In order to sample those bits, the port is set to buffer 32 bits, and on the first word the bits are masked out using a mask 0x08080808. In the second word, the mask used is 0x04040404, etc. Each mask leaves four recovered bits in four places in the word, and these can be recovered by applying a CRC with a polynomial of +0xf+, which implements a perfect hash onto the last four bits, and a lookup table with 16 elements to recover the 16 possible sampled values:
p when pinsneq(0) :> int _; // align first bit
p :> word; // read first word
fourBits = (word << 4) & 0x80808080;
crc32(fourBits, 0xf, 0xf); // compress bits
data = lookupCrcF[fourBits]; // recover data
p :> word; // read second word
fourBits = (word << 5) & 0x80808080;
crc32(fourBits, 0xf, 0xf);
data = data << 4 | lookupCrcF[fourBits];
Note that rather than using different masks, the same mask is reused on each inputted word, and the input data is shifted. This means that the four sampled bits are always in the same location (bits 7, 15, 23, and 31), and the same lookup table can be used on both the first and the second word. The array to lookup the CRC values should be initialised with the values {8,9,12,13,7,6,3,2,10,11,14,15,5,4,1,0}; the array values depend on the mask, the polynomial, and the initial value chosen.

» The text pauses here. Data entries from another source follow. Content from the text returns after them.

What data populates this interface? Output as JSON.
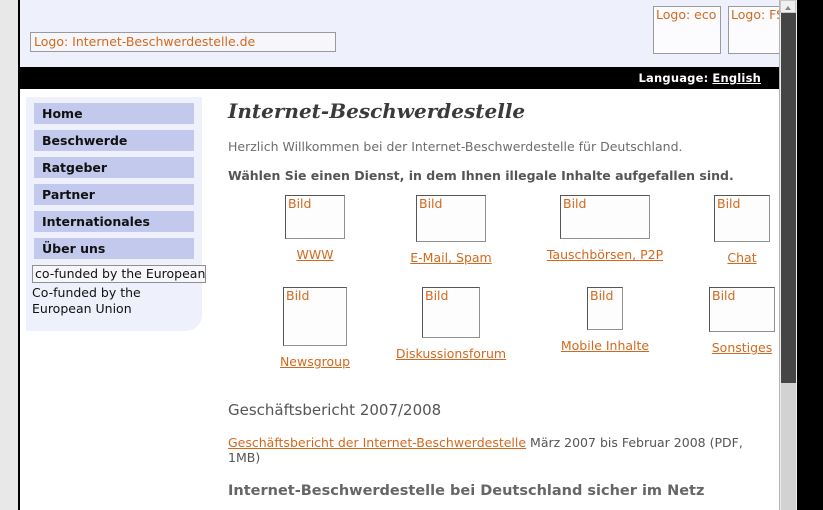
{
  "browser": {
    "scrollbar": {
      "up_arrow_icon": "triangle-up-icon",
      "thumb_position_pct": 0
    }
  },
  "header": {
    "logo_main": "Logo: Internet-Beschwerdestelle.de",
    "logo_eco": "Logo: eco",
    "logo_fsm": "Logo: FSM"
  },
  "language_bar": {
    "label": "Language:",
    "value": "English"
  },
  "sidebar": {
    "items": [
      {
        "label": "Home"
      },
      {
        "label": "Beschwerde"
      },
      {
        "label": "Ratgeber"
      },
      {
        "label": "Partner"
      },
      {
        "label": "Internationales"
      },
      {
        "label": "Über uns"
      }
    ],
    "eu_image_alt": "co-funded by the European Union",
    "eu_caption": "Co-funded by the European Union"
  },
  "main": {
    "title": "Internet-Beschwerdestelle",
    "intro": "Herzlich Willkommen bei der Internet-Beschwerdestelle für Deutschland.",
    "prompt": "Wählen Sie einen Dienst, in dem Ihnen illegale Inhalte aufgefallen sind.",
    "services_row1": [
      {
        "image_alt": "Bild",
        "label": "WWW"
      },
      {
        "image_alt": "Bild",
        "label": "E-Mail, Spam"
      },
      {
        "image_alt": "Bild",
        "label": "Tauschbörsen, P2P"
      },
      {
        "image_alt": "Bild",
        "label": "Chat"
      }
    ],
    "services_row2": [
      {
        "image_alt": "Bild",
        "label": "Newsgroup"
      },
      {
        "image_alt": "Bild",
        "label": "Diskussionsforum"
      },
      {
        "image_alt": "Bild",
        "label": "Mobile Inhalte"
      },
      {
        "image_alt": "Bild",
        "label": "Sonstiges"
      }
    ],
    "report": {
      "heading": "Geschäftsbericht 2007/2008",
      "link": "Geschäftsbericht der Internet-Beschwerdestelle",
      "detail": " März 2007 bis Februar 2008 (PDF, 1MB)",
      "subheading": "Internet-Beschwerdestelle bei Deutschland sicher im Netz"
    }
  },
  "colors": {
    "accent_link": "#d2691e",
    "nav_item_bg": "#c3c9ec",
    "panel_bg": "#eef0fb",
    "langbar_bg": "#000000"
  }
}
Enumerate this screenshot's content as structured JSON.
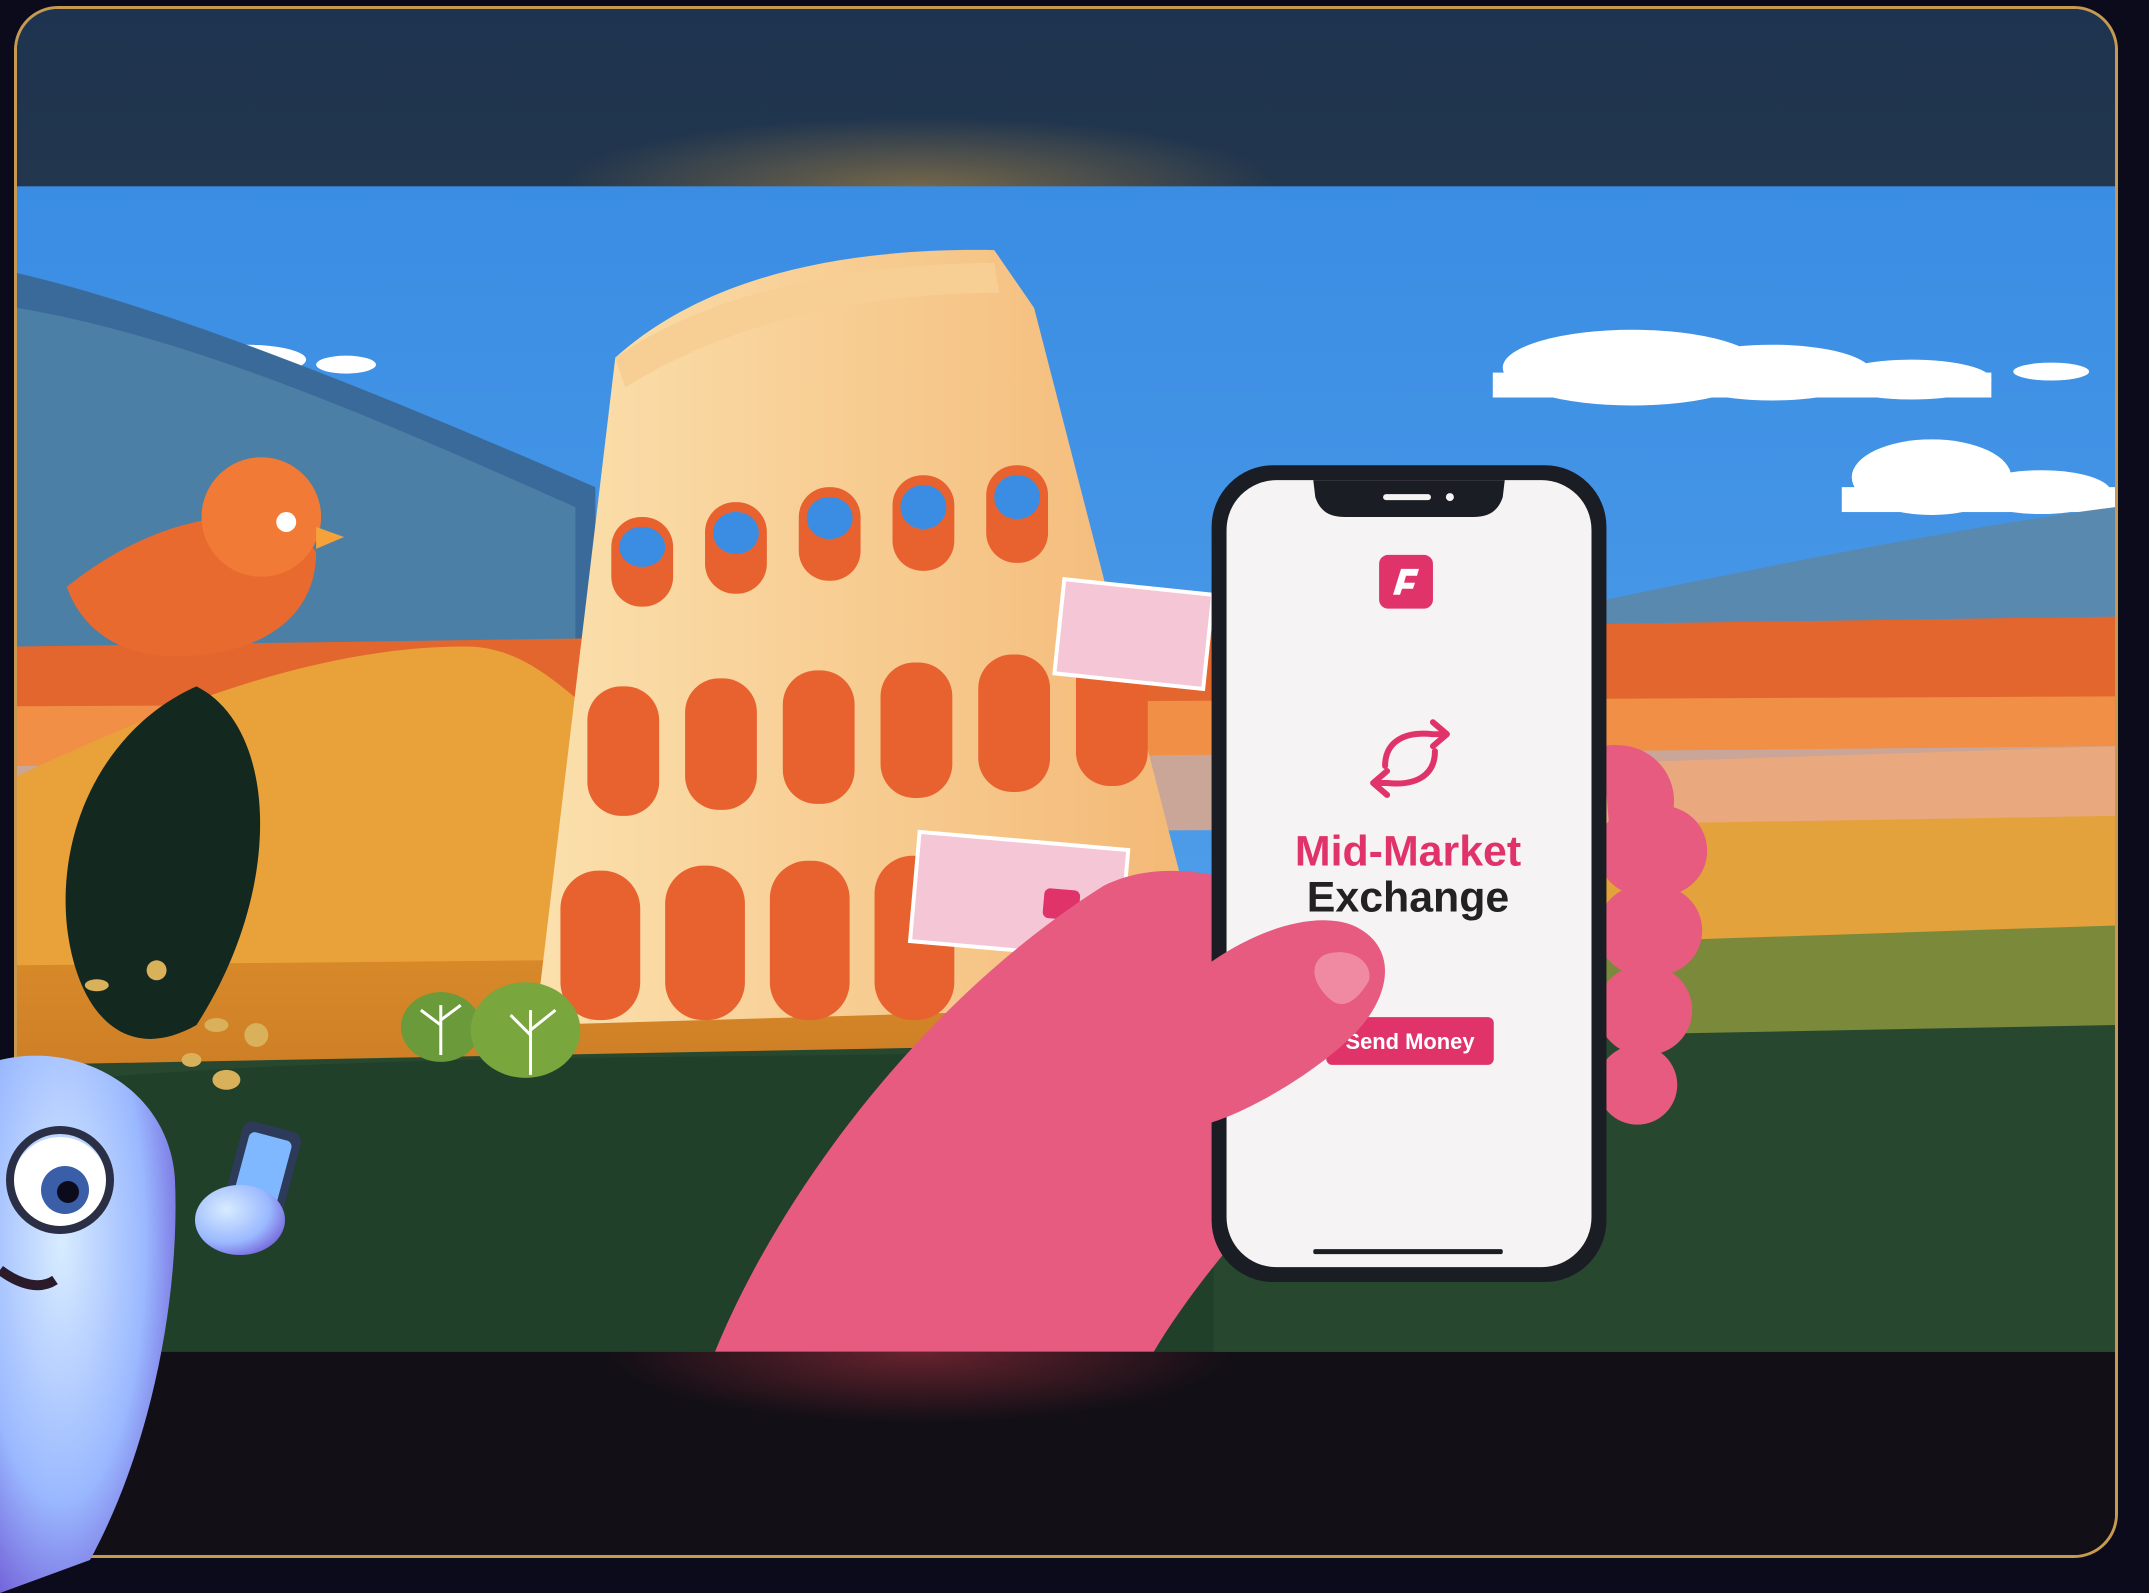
{
  "phone_screen": {
    "title_line1": "Mid-Market",
    "title_line2": "Exchange",
    "button_label": "Send Money"
  },
  "colors": {
    "frame_border": "#c79a52",
    "brand_pink": "#e0336a",
    "sky_blue": "#3f8fe0",
    "colosseum": "#f6c987"
  },
  "icons": [
    "app-logo-icon",
    "exchange-arrows-icon"
  ]
}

Note that the above code requires around five instructions for each word; leaving plenty of time for other operations, such as NRZ decoding, or removing stuff bits.
If instead of re-aligning a bit stream, it is just important to establish the alignment, then the {em count leading zeroes} instruction comes in useful. A combination of an input followed by a clz() will, in a total of two thread cycles, return the bit number of the first ‘1’ bit that was received. If the first one is required, the input data should be complemented, using clz(~x). The bit reverse instruction can be used to count the number of trailing zeroes: clz(bitrev(x)).